Supervised quantum machine learning models are kernel methods
Maria Schuld
TL;DR
The paper reframes supervised quantum learning as kernel methods by treating data-encoding quantum states as density matrices, defining a quantum kernel κ(x,x') = tr[ρ(x) ρ(x')], and showing quantum models are linear in this feature space. It establishes the equivalence between quantum models and the RKHS of the quantum kernel, proves a representer theorem for optimal measurements, and demonstrates that training reduces to a finite-dimensional convex problem over the training data. It also surveys data-encoding strategies, their induced kernels (including a Fourier-series representation), and the regularisation effects embedded in the kernel. The results suggest kernel-based quantum training can outperform variational approaches in finding optimal measurements and highlight the central role of data encoding in shaping quantum learning performance, with implications for near-term and fault-tolerant quantum devices.
Abstract
With near-term quantum devices available and the race for fault-tolerant quantum computers in full swing, researchers became interested in the question of what happens if we replace a supervised machine learning model with a quantum circuit. While such "quantum models" are sometimes called "quantum neural networks", it has been repeatedly noted that their mathematical structure is actually much more closely related to kernel methods: they analyse data in high-dimensional Hilbert spaces to which we only have access through inner products revealed by measurements.

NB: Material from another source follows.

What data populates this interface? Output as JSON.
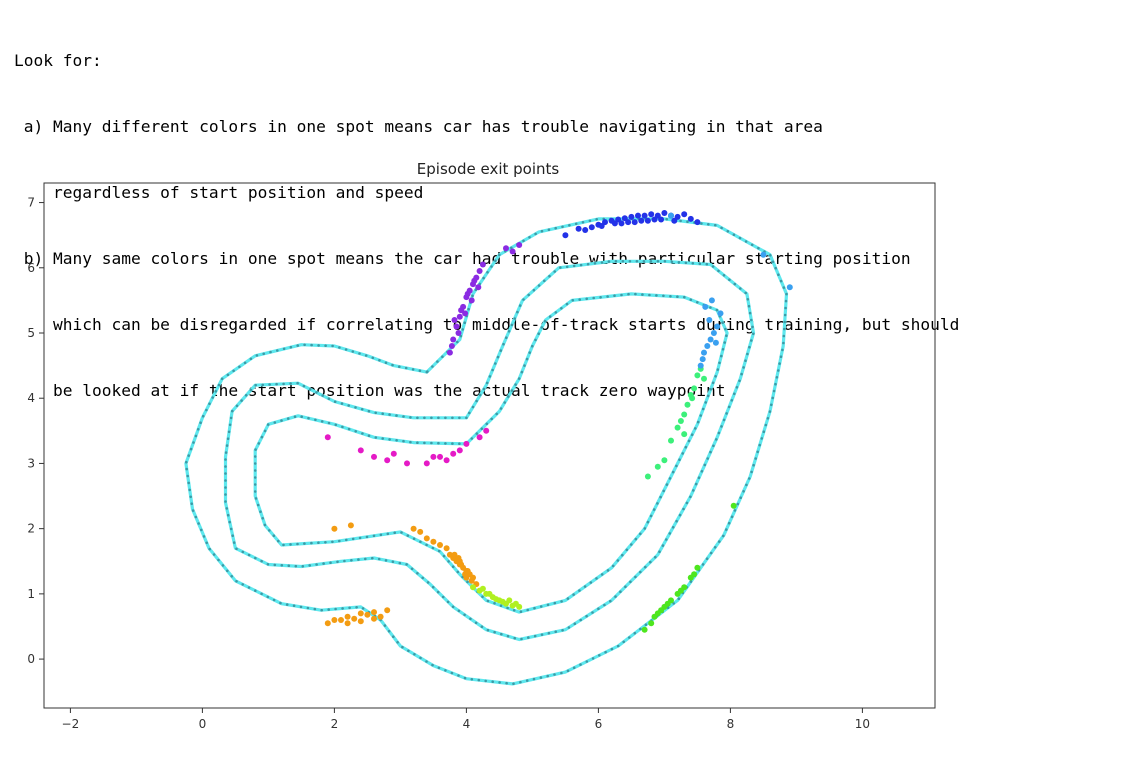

This technical manuscript summarises and extends the idea of systematically rephrasing supervised quantum models as a kernel method. With this, a lot of near-term and fault-tolerant quantum models can be replaced by a general support vector machine whose kernel computes distances between data-encoding quantum states. Kernel-based training is then guaranteed to find better or equally good quantum models than variational circuit training. Overall, the kernel perspective of quantum machine learning tells us that the way that data is encoded into quantum states is the main ingredient that can potentially set quantum models apart from classical machine learning models.